A yield farmer might deposit assets into a lending protocol to earn interest, provide assets to a liquidity pool to earn a share of trading fees, or stake tokens in a protocol that pays additional token rewards for participation, often moving funds between different opportunities as available rates change over time. Returns are frequently quoted as an annual percentage yield, or APY, but these figures can change quickly and are often not guaranteed to hold over any extended period.
Yield farming carries meaningful risk beyond ordinary market price movements. Depositing paired assets into a liquidity pool exposes a farmer to impermanent loss if the two assets' relative prices diverge from one another. Smart contract bugs or exploits can result in a total loss of deposited funds regardless of how careful the farmer was, and some protocols offering unusually high advertised yields fund those rewards through unsustainable token emissions rather than genuine protocol revenue.
High advertised APY figures should generally be treated as a signal to research a protocol further, including its audit history and how its rewards are actually funded, rather than as a safe or guaranteed return.

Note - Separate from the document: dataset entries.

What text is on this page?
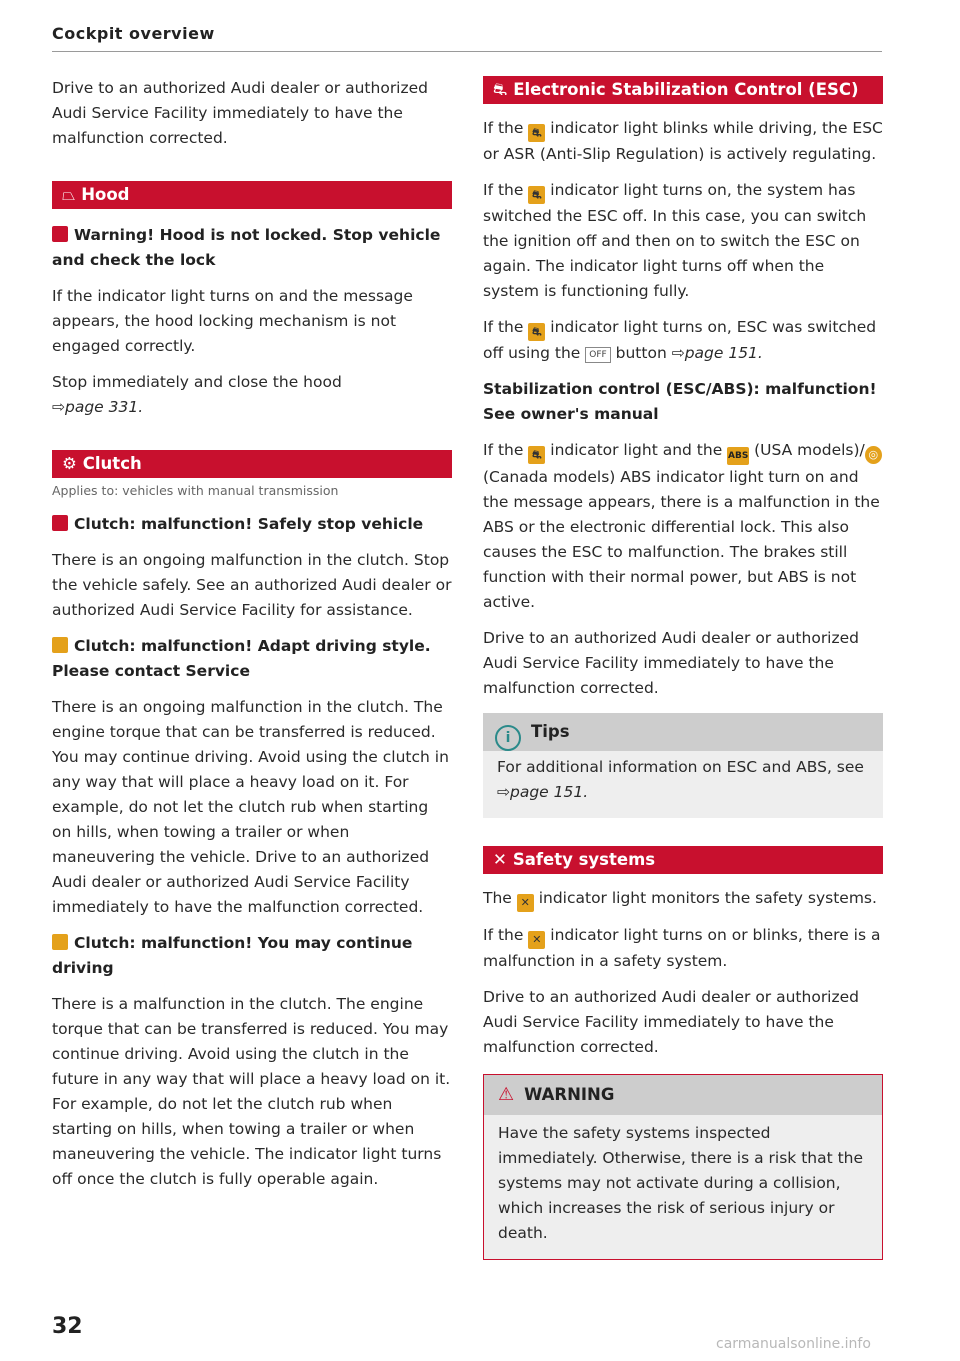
Cockpit overview

Drive to an authorized Audi dealer or authorized Audi Service Facility immediately to have the malfunction corrected.

⏢ Hood
Warning! Hood is not locked. Stop vehicle and check the lock

If the indicator light turns on and the message appears, the hood locking mechanism is not engaged correctly.

Stop immediately and close the hood
⇨page 331.

⚙ Clutch
Applies to: vehicles with manual transmission
Clutch: malfunction! Safely stop vehicle

There is an ongoing malfunction in the clutch. Stop the vehicle safely. See an authorized Audi dealer or authorized Audi Service Facility for assistance.

Clutch: malfunction! Adapt driving style. Please contact Service

There is an ongoing malfunction in the clutch. The engine torque that can be transferred is reduced. You may continue driving. Avoid using the clutch in any way that will place a heavy load on it. For example, do not let the clutch rub when starting on hills, when towing a trailer or when maneuvering the vehicle. Drive to an authorized Audi dealer or authorized Audi Service Facility immediately to have the malfunction corrected.

Clutch: malfunction! You may continue driving

There is a malfunction in the clutch. The engine torque that can be transferred is reduced. You may continue driving. Avoid using the clutch in the future in any way that will place a heavy load on it. For example, do not let the clutch rub when starting on hills, when towing a trailer or when maneuvering the vehicle. The indicator light turns off once the clutch is fully operable again.

⛐ Electronic Stabilization Control (ESC)

If the ⛐ indicator light blinks while driving, the ESC or ASR (Anti-Slip Regulation) is actively regulating.

If the ⛐ indicator light turns on, the system has switched the ESC off. In this case, you can switch the ignition off and then on to switch the ESC on again. The indicator light turns off when the system is functioning fully.

If the ⛐ indicator light turns on, ESC was switched off using the OFF button ⇨page 151.

Stabilization control (ESC/ABS): malfunction! See owner's manual

If the ⛐ indicator light and the ABS (USA models)/ ◎ (Canada models) ABS indicator light turn on and the message appears, there is a malfunction in the ABS or the electronic differential lock. This also causes the ESC to malfunction. The brakes still function with their normal power, but ABS is not active.

Drive to an authorized Audi dealer or authorized Audi Service Facility immediately to have the malfunction corrected.

i Tips

For additional information on ESC and ABS, see ⇨page 151.

✕ Safety systems

The ✕ indicator light monitors the safety systems.

If the ✕ indicator light turns on or blinks, there is a malfunction in a safety system.

Drive to an authorized Audi dealer or authorized Audi Service Facility immediately to have the malfunction corrected.

⚠ WARNING

Have the safety systems inspected immediately. Otherwise, there is a risk that the systems may not activate during a collision, which increases the risk of serious injury or death.

32
carmanualsonline.info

Some high-yield protocols also turn out to be poorly secured or, in the worst cases, outright fraudulent.
Key takeaways
- Yield farming means moving crypto assets across DeFi protocols to chase the best available returns, often quoted as an APY.
- Risks include impermanent loss in liquidity pools, smart contract exploits, and reward rates that can drop sharply or prove unsustainable.
- Unusually high advertised yields are a signal to research a protocol carefully, not a guarantee of safe or lasting returns.
Yield Farming — frequently asked questions
What is impermanent loss?
Impermanent loss happens when the prices of the two assets in a liquidity pool diverge from each other, so the value a liquidity provider can withdraw ends up lower than if they had simply held the two assets separately instead.
Are high yield-farming APYs sustainable?
Often not indefinitely. Very high yields are frequently funded by newly issued tokens rather than genuine protocol revenue, and rates can drop sharply as more participants join or as token emissions slow over time.